The picture indicates John’s selfless joy in learning of the people of God flocking to Jesus (v 26). While no allegory is in mind, the Evangelist and his readers would have been conscious of the use of the picture in the OT for Israel as the bride of God (Isa 62:4–5; Hos 2:14–20) and in the NT of the Church as the bride of Christ. John was directing his followers to the scriptures and to imploring them to take on the mind of God found in His word.

We too need to be directed to lean upon God’s word and to fill our minds with the things of Him so that we have right thinking. How can we possibly be expected to turn from the world’s way of success and promoting of ourselves to the selflessness of the Gospels.

John implores us today in his famous and powerful words, “He must become greater; I must become less.”

The Christian life is a life that becomes less focused on one’s self and more focused on the will of our Father in heaven.

John shows us a radical attitude of humility, being quick to see when the time has come for us to transition and doing so with grace. God has something wonderful for each and everyone one of us. All of these ministries or places of influence will have beginnings and endings in which we are called to step into and remember that it is all about God and not ourselves.

When I was ordained a deacon my Bishop wrote in my Bible, “I am among you as one who serves.” Ever since then I have tried to remember this as a motto of my life. This is not just a message for those ordained but rather for all of us who call upon Jesus. Just like John the Baptist we too are called to serve others with joy remembering the gift it is to serve.

Proclaiming Jesus is not about glorifying ourselves but rather humbling serving the one who will come again. Advent is a season and a time to humble our hearts in deep joy for a chance to serve the living God.

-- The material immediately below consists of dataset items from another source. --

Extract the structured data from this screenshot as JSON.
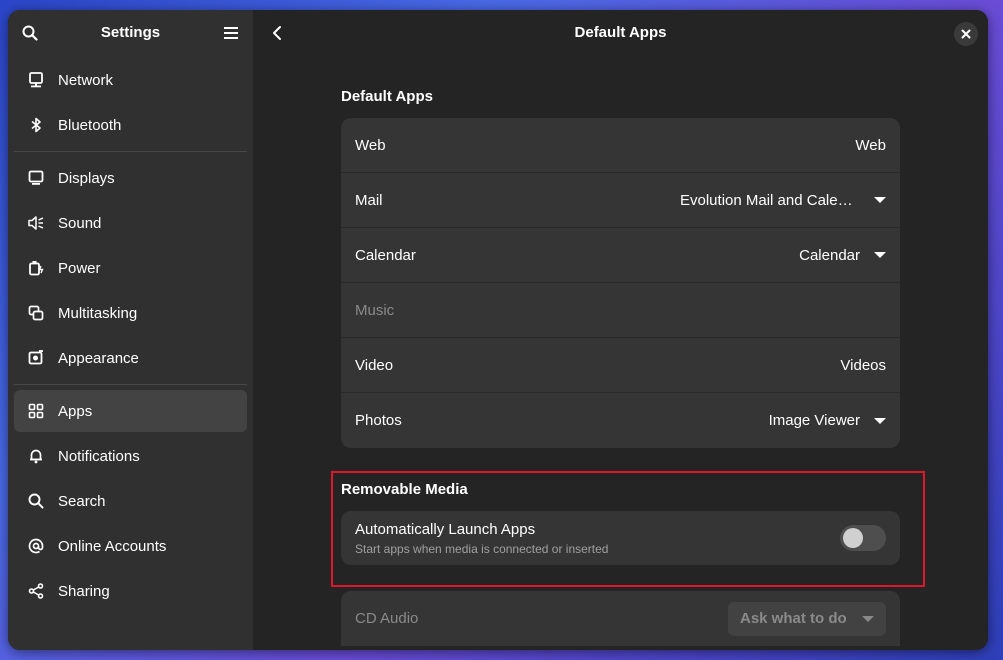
{
  "window": {
    "sidebar_title": "Settings",
    "page_title": "Default Apps"
  },
  "sidebar": {
    "groups": [
      [
        {
          "label": "Network",
          "icon": "network-icon"
        },
        {
          "label": "Bluetooth",
          "icon": "bluetooth-icon"
        }
      ],
      [
        {
          "label": "Displays",
          "icon": "display-icon"
        },
        {
          "label": "Sound",
          "icon": "sound-icon"
        },
        {
          "label": "Power",
          "icon": "power-icon"
        },
        {
          "label": "Multitasking",
          "icon": "multitasking-icon"
        },
        {
          "label": "Appearance",
          "icon": "appearance-icon"
        }
      ],
      [
        {
          "label": "Apps",
          "icon": "apps-icon",
          "selected": true
        },
        {
          "label": "Notifications",
          "icon": "bell-icon"
        },
        {
          "label": "Search",
          "icon": "search-icon"
        },
        {
          "label": "Online Accounts",
          "icon": "at-icon"
        },
        {
          "label": "Sharing",
          "icon": "share-icon"
        }
      ]
    ]
  },
  "default_apps": {
    "title": "Default Apps",
    "rows": [
      {
        "label": "Web",
        "value": "Web",
        "dropdown": false,
        "disabled": false
      },
      {
        "label": "Mail",
        "value": "Evolution Mail and Calendar",
        "dropdown": true,
        "disabled": false
      },
      {
        "label": "Calendar",
        "value": "Calendar",
        "dropdown": true,
        "disabled": false
      },
      {
        "label": "Music",
        "value": "",
        "dropdown": false,
        "disabled": true
      },
      {
        "label": "Video",
        "value": "Videos",
        "dropdown": false,
        "disabled": false
      },
      {
        "label": "Photos",
        "value": "Image Viewer",
        "dropdown": true,
        "disabled": false
      }
    ]
  },
  "removable_media": {
    "title": "Removable Media",
    "toggle_title": "Automatically Launch Apps",
    "toggle_subtitle": "Start apps when media is connected or inserted",
    "toggle_on": false
  },
  "cd_audio": {
    "label": "CD Audio",
    "value": "Ask what to do"
  },
  "colors": {
    "highlight": "#e0162b",
    "window_bg": "#242424",
    "sidebar_bg": "#303030",
    "card_bg": "#353535"
  }
}
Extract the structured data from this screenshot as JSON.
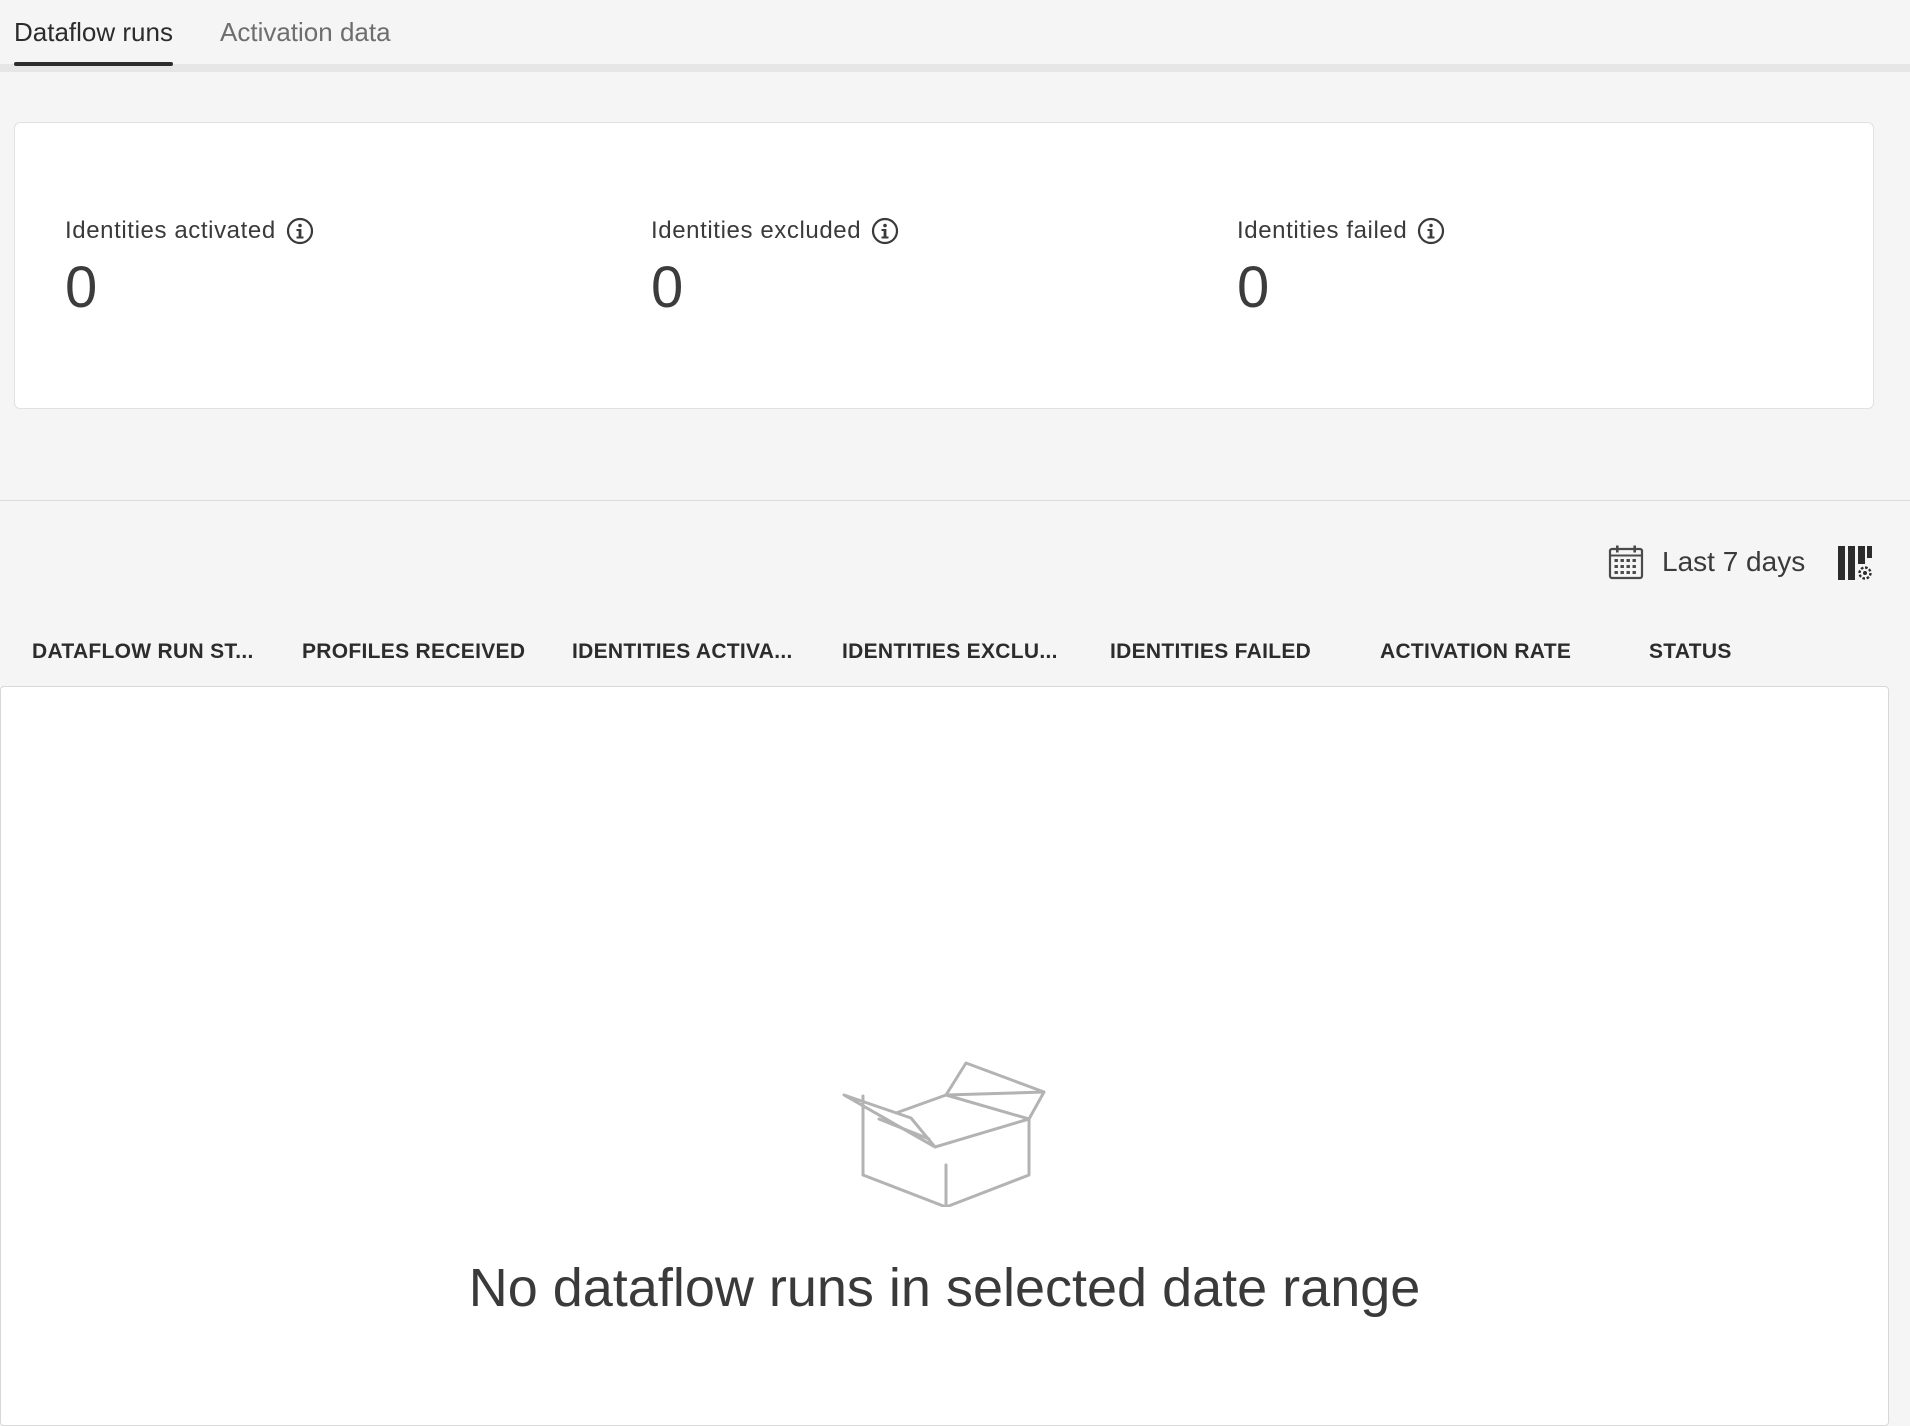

The bible is all about taking the world’s ideas and spinning them on their heads. When we are weak He is strong. He must become greater and I must become less. Jesus’ ways are good, holy, pure, and trustworthy. Becoming less doesn’t mean becoming a shell of a person but rather remembering our humble place in this world and his great goodness to allow us to partake in the coming of the kingdom.

So may you grasp onto the humble message of John today in the midst of busyness, time crunches, and the world’s cry to promote yourself. May you hear, mark, and inwardly digest the message of John today to become less so that He can become more in your life. And may you experience sheer joy at the coming of the baby in the manager. To God be glory now and forever. Amen.